Privation matérielle et sociale : explications
Selon l’Insee, on parle de privation matérielle et sociale dès lors qu’une personne ne peut plus couvrir les dépenses de sa vie courante, parmi 13 charges identifiées, dont le chauffage, l’accès à Internet ou encore l’achat de vêtements neufs. En partant de ce postulat, on apprend que :
- 13,1 % des interrogés ont cité au moins cinq dépenses sur les 13 qu’ils ne pouvaient plus réaliser, 6,8 % en ont indiqué au moins sept ;
- La privation la plus évoquée lors de l’enquête Insee (28,1 % des personnes) est le fait de ne pas pouvoir faire face à des dépenses imprévues de plus de 1 000 € ;
- 7 personnes sur 10 en situation de privation continue entre 2022 et 2025 ont connu un épisode de pauvreté monétaire.

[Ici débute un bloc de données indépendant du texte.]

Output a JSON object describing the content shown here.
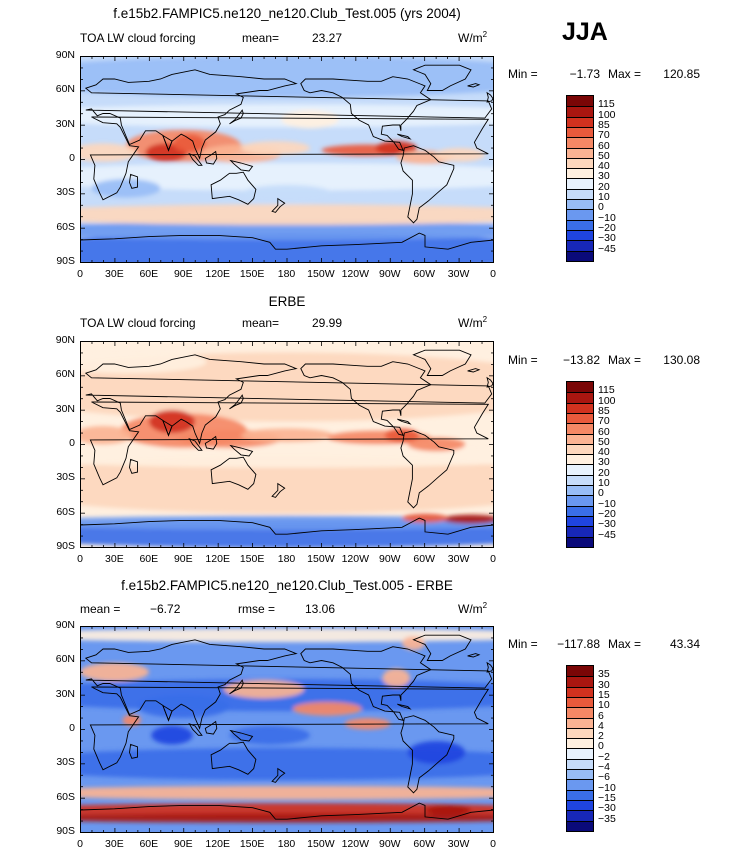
{
  "season": "JJA",
  "palette_main": [
    "#0a0a7a",
    "#1727b8",
    "#1f44e0",
    "#3a6ee8",
    "#6a98f0",
    "#98bdf6",
    "#c6dcfa",
    "#e8f2fd",
    "#fff0e0",
    "#fdd7bd",
    "#fbb393",
    "#f58865",
    "#e95a3c",
    "#d1321f",
    "#a91610",
    "#7a0606"
  ],
  "palette_diff": [
    "#0a0a7a",
    "#1727b8",
    "#1f44e0",
    "#3a6ee8",
    "#6a98f0",
    "#98bdf6",
    "#c6dcfa",
    "#e8f2fd",
    "#ffffff",
    "#fff0e0",
    "#fdd7bd",
    "#fbb393",
    "#f58865",
    "#e95a3c",
    "#d1321f",
    "#a91610",
    "#7a0606"
  ],
  "lat_ticks": [
    "90N",
    "60N",
    "30N",
    "0",
    "30S",
    "60S",
    "90S"
  ],
  "lon_ticks": [
    "0",
    "30E",
    "60E",
    "90E",
    "120E",
    "150E",
    "180",
    "150W",
    "120W",
    "90W",
    "60W",
    "30W",
    "0"
  ],
  "panels": [
    {
      "title": "f.e15b2.FAMPIC5.ne120_ne120.Club_Test.005 (yrs 2004)",
      "left_label": "TOA LW cloud forcing",
      "stat_label": "mean=",
      "stat_value": "23.27",
      "stat2_label": "",
      "stat2_value": "",
      "units": "W/m",
      "units_sup": "2",
      "min_label": "Min =",
      "min_value": "−1.73",
      "max_label": "Max =",
      "max_value": "120.85",
      "levels": [
        "115",
        "100",
        "85",
        "70",
        "60",
        "50",
        "40",
        "30",
        "20",
        "10",
        "0",
        "−10",
        "−20",
        "−30",
        "−45"
      ]
    },
    {
      "title": "ERBE",
      "left_label": "TOA LW cloud forcing",
      "stat_label": "mean=",
      "stat_value": "29.99",
      "stat2_label": "",
      "stat2_value": "",
      "units": "W/m",
      "units_sup": "2",
      "min_label": "Min =",
      "min_value": "−13.82",
      "max_label": "Max =",
      "max_value": "130.08",
      "levels": [
        "115",
        "100",
        "85",
        "70",
        "60",
        "50",
        "40",
        "30",
        "20",
        "10",
        "0",
        "−10",
        "−20",
        "−30",
        "−45"
      ]
    },
    {
      "title": "f.e15b2.FAMPIC5.ne120_ne120.Club_Test.005 - ERBE",
      "left_label": "",
      "stat_label": "mean =",
      "stat_value": "−6.72",
      "stat2_label": "rmse =",
      "stat2_value": "13.06",
      "units": "W/m",
      "units_sup": "2",
      "min_label": "Min =",
      "min_value": "−117.88",
      "max_label": "Max =",
      "max_value": "43.34",
      "levels": [
        "35",
        "30",
        "15",
        "10",
        "6",
        "4",
        "2",
        "0",
        "−2",
        "−4",
        "−6",
        "−10",
        "−15",
        "−30",
        "−35"
      ]
    }
  ],
  "chart_data": [
    {
      "type": "heatmap",
      "title": "f.e15b2.FAMPIC5.ne120_ne120.Club_Test.005 (yrs 2004)",
      "xlabel": "",
      "ylabel": "",
      "x_ticks": [
        "0",
        "30E",
        "60E",
        "90E",
        "120E",
        "150E",
        "180",
        "150W",
        "120W",
        "90W",
        "60W",
        "30W",
        "0"
      ],
      "y_ticks": [
        "90N",
        "60N",
        "30N",
        "0",
        "30S",
        "60S",
        "90S"
      ],
      "contour_levels": [
        -45,
        -30,
        -20,
        -10,
        0,
        10,
        20,
        30,
        40,
        50,
        60,
        70,
        85,
        100,
        115
      ],
      "mean": 23.27,
      "min": -1.73,
      "max": 120.85
    },
    {
      "type": "heatmap",
      "title": "ERBE",
      "xlabel": "",
      "ylabel": "",
      "x_ticks": [
        "0",
        "30E",
        "60E",
        "90E",
        "120E",
        "150E",
        "180",
        "150W",
        "120W",
        "90W",
        "60W",
        "30W",
        "0"
      ],
      "y_ticks": [
        "90N",
        "60N",
        "30N",
        "0",
        "30S",
        "60S",
        "90S"
      ],
      "contour_levels": [
        -45,
        -30,
        -20,
        -10,
        0,
        10,
        20,
        30,
        40,
        50,
        60,
        70,
        85,
        100,
        115
      ],
      "mean": 29.99,
      "min": -13.82,
      "max": 130.08
    },
    {
      "type": "heatmap",
      "title": "f.e15b2.FAMPIC5.ne120_ne120.Club_Test.005 - ERBE",
      "xlabel": "",
      "ylabel": "",
      "x_ticks": [
        "0",
        "30E",
        "60E",
        "90E",
        "120E",
        "150E",
        "180",
        "150W",
        "120W",
        "90W",
        "60W",
        "30W",
        "0"
      ],
      "y_ticks": [
        "90N",
        "60N",
        "30N",
        "0",
        "30S",
        "60S",
        "90S"
      ],
      "contour_levels": [
        -35,
        -30,
        -15,
        -10,
        -6,
        -4,
        -2,
        0,
        2,
        4,
        6,
        10,
        15,
        30,
        35
      ],
      "mean": -6.72,
      "rmse": 13.06,
      "min": -117.88,
      "max": 43.34
    }
  ]
}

Dans certains cas, le rachat de crédits peut être une solution à envisager pour rééquilibrer un budget. Il permet de réunir plusieurs tout ou partie des prêts (à la consommation ou immobilier) en un nouveau financement adapté. Il se traduit par une diminution de la part mensuelle consacrée aux crédits, permettant de retrouver plus de sérénité au quotidien. En revanche, il implique l’allongement de la durée de remboursement, ce qui impacte le coût global du prêt.
Des privations qui durent dans le temps
Le nombre de privations entre 2024 et 2025 est resté identique pour 56,9 % des interrogés. Il a légèrement baissé pour les personnes ayant déclaré des privations depuis 2022. De la même manière, 65,2 % des personnes en situation de privation matérielle et sociale en 2024 l’est encore en 2025.
Ces chiffres ont ainsi tendance à prouver que les situations de privation s’étendent généralement sur plusieurs années.
Situation professionnelle et structure du foyer : deux facteurs
Les risques de vivre une situation de privation matérielle et sociale continue restent liés au niveau de diplôme et à la situation professionnelle. Ainsi, 16,4 % des personnes au chômage en 2022 se trouvent en situation de privation en 2025. De la même manière, 53 % des personnes en privation continue sont peu ou pas diplômées en 2022.
La structure du foyer s’avère aussi déterminante, puisque l’Insee rappelle que 11,4 % des familles monoparentales en 2022 sont en situation de privation continue toujours en 2025. Les familles monoparentales présentent ainsi plus de 3 fois plus de risques qu’un ménage en couple avec enfants. Les personnes seules sont, quant à elles, plus de 2 fois plus à risque.
Enfin, être en situation de handicap augmente également les risques de faire l’expérience de la privation. Les personnes fortement limitées dans les activités courantes depuis au moins 6 mois, en raison d’un problème de santé, sont plus de 3 fois plus à risque que les personnes non limitées.